If a square with side length 54 centimeters has the same perimeter as an equilateral triangle, what is the side length of the triangle?
Let’s start this question by modeling our square. A square is a four-sided polygon that has all interior angles equal and four sides of the same length. We’re told in the question that this square has a side length of 54 centimeters. We’re then told that there’s an equilateral triangle. This will be a triangle that has three sides of the same length. We don’t know the length of one of the sides of the triangle, and indeed that’s what we’re asked to find out.
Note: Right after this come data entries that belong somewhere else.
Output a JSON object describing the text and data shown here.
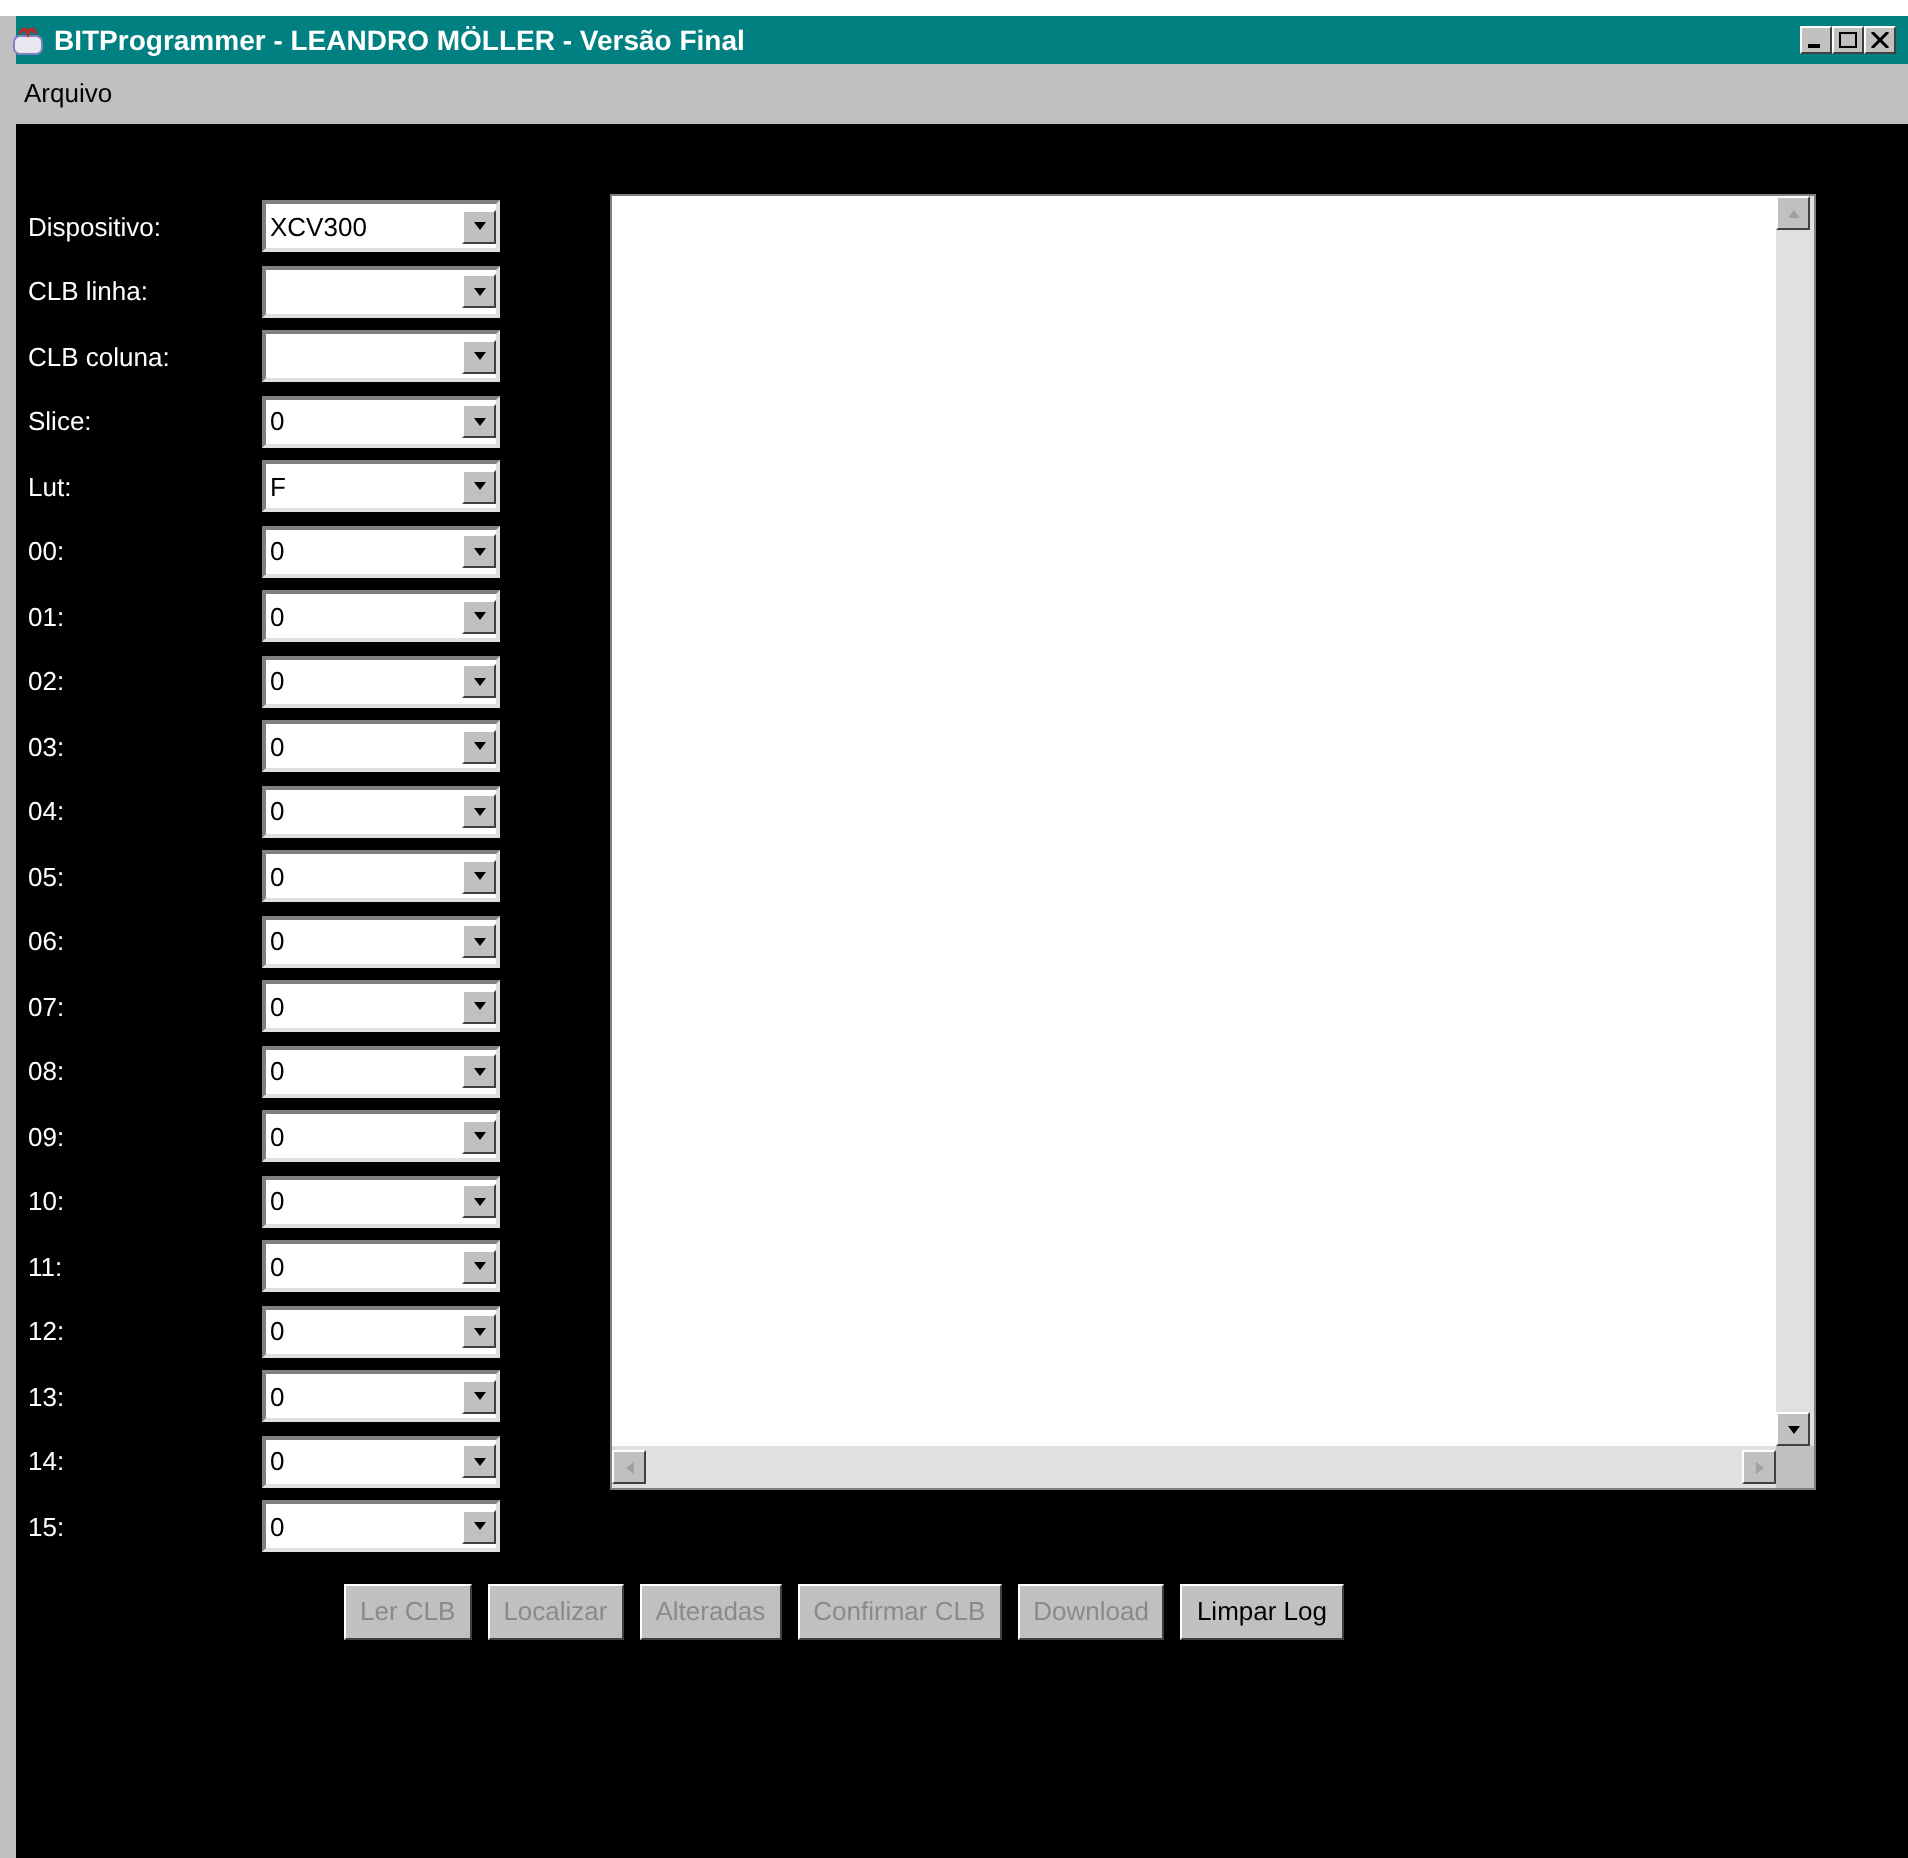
{
  "window": {
    "title": "BITProgrammer - LEANDRO MÖLLER - Versão Final"
  },
  "menu": [
    "Arquivo"
  ],
  "fields": [
    {
      "label": "Dispositivo:",
      "value": "XCV300"
    },
    {
      "label": "CLB linha:"
    },
    {
      "label": "CLB coluna:"
    },
    {
      "label": "Slice:",
      "value": "0"
    },
    {
      "label": "Lut:",
      "value": "F"
    },
    {
      "label": "00:",
      "value": "0"
    },
    {
      "label": "01:",
      "value": "0"
    },
    {
      "label": "02:",
      "value": "0"
    },
    {
      "label": "03:",
      "value": "0"
    },
    {
      "label": "04:",
      "value": "0"
    },
    {
      "label": "05:",
      "value": "0"
    },
    {
      "label": "06:",
      "value": "0"
    },
    {
      "label": "07:",
      "value": "0"
    },
    {
      "label": "08:",
      "value": "0"
    },
    {
      "label": "09:",
      "value": "0"
    },
    {
      "label": "10:",
      "value": "0"
    },
    {
      "label": "11:",
      "value": "0"
    },
    {
      "label": "12:",
      "value": "0"
    },
    {
      "label": "13:",
      "value": "0"
    },
    {
      "label": "14:",
      "value": "0"
    },
    {
      "label": "15:",
      "value": "0"
    }
  ],
  "buttons": [
    {
      "label": "Ler CLB",
      "disabled": true
    },
    {
      "label": "Localizar",
      "disabled": true
    },
    {
      "label": "Alteradas",
      "disabled": true
    },
    {
      "label": "Confirmar CLB",
      "disabled": true
    },
    {
      "label": "Download",
      "disabled": true
    },
    {
      "label": "Limpar Log",
      "disabled": false
    }
  ]
}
The only other piece of information we’re given is that the square and the triangle have the same perimeter. Let’s see if we can find the perimeter of the square and use this to help us find the side length of the triangle. Sometimes we can get confused between area and perimeter, but we can recall that the perimeter is the distance around the outside edge. We need to add up all of the lengths on the outside edge. We can remember that the square has all four sides the same, so we’ll have four lots of 54 centimeters.
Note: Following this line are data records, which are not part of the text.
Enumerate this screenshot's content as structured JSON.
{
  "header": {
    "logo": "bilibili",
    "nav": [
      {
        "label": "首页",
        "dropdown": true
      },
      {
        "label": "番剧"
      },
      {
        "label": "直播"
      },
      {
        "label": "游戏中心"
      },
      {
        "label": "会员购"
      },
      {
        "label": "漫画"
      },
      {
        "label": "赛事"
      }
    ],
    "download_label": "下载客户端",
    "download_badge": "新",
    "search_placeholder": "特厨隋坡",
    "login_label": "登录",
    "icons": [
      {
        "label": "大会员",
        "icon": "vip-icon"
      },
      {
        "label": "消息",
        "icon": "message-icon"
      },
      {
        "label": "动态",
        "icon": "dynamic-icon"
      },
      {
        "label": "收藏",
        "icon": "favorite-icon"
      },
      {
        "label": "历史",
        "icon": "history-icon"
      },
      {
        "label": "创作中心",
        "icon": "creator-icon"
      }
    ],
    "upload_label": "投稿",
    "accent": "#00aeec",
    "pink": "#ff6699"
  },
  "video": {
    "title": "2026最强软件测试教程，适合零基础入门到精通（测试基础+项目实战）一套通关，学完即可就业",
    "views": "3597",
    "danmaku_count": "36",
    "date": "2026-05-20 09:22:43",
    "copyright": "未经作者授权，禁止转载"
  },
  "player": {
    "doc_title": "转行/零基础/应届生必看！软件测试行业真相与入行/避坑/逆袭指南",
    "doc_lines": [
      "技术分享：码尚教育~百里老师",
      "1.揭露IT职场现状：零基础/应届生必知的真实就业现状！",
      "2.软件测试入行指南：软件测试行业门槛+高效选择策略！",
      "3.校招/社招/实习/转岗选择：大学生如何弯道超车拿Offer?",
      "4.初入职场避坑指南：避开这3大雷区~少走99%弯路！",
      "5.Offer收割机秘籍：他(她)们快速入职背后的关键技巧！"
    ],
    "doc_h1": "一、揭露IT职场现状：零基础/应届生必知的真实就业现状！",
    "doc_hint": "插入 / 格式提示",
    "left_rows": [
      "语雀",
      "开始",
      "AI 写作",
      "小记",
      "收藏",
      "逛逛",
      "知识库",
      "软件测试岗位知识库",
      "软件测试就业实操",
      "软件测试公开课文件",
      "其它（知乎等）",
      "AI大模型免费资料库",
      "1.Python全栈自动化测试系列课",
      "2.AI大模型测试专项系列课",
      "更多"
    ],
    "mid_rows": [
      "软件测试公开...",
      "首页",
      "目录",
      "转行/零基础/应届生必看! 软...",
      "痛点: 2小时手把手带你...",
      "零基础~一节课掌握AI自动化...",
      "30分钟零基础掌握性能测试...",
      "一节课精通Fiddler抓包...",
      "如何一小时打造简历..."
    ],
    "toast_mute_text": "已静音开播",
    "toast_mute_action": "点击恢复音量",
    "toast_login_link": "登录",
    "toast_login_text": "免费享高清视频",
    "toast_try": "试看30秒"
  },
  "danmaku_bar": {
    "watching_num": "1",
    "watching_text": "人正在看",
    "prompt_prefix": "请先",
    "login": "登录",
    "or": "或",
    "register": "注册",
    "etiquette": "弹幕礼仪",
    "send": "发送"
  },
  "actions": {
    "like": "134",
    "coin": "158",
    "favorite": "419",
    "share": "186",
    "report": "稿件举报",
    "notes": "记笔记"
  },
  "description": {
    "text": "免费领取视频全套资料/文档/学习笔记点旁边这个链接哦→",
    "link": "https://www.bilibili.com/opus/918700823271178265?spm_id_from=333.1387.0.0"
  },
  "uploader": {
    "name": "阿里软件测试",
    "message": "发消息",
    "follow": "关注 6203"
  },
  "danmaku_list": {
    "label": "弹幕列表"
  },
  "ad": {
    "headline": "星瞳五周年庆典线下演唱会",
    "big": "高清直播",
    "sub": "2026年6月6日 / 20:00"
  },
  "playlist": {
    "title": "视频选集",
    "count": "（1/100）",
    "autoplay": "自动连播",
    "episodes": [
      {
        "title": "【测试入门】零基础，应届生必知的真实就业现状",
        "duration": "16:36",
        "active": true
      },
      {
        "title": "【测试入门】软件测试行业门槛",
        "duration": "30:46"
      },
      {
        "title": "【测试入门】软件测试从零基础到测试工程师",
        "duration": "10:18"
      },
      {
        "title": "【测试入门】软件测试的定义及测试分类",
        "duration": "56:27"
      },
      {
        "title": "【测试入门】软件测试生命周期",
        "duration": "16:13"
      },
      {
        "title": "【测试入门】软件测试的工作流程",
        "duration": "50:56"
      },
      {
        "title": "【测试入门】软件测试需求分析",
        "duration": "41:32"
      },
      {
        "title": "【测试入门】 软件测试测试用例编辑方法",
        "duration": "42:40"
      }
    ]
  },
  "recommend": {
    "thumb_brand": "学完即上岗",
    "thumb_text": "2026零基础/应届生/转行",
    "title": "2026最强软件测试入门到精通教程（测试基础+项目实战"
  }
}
When we multiply four by 54, we get a perimeter of 216 centimeters. So now we know that this triangle will have the same perimeter of 216 centimeters. We can denote the side length of one of these sides to be 𝑥 centimeters. Adding the three lengths of 𝑥 centimeters would give us three 𝑥 centimeters, and we can write that that’s equal to 216. We now need to solve this to find the value of 𝑥. Dividing both sides of this equation by three, we calculate 216 divided by three, which would give us that 𝑥 is equal to 72 centimeters.
As we define the side length of the triangle to be 𝑥, then we find that the side length of this equilateral triangle will be 72 centimeters.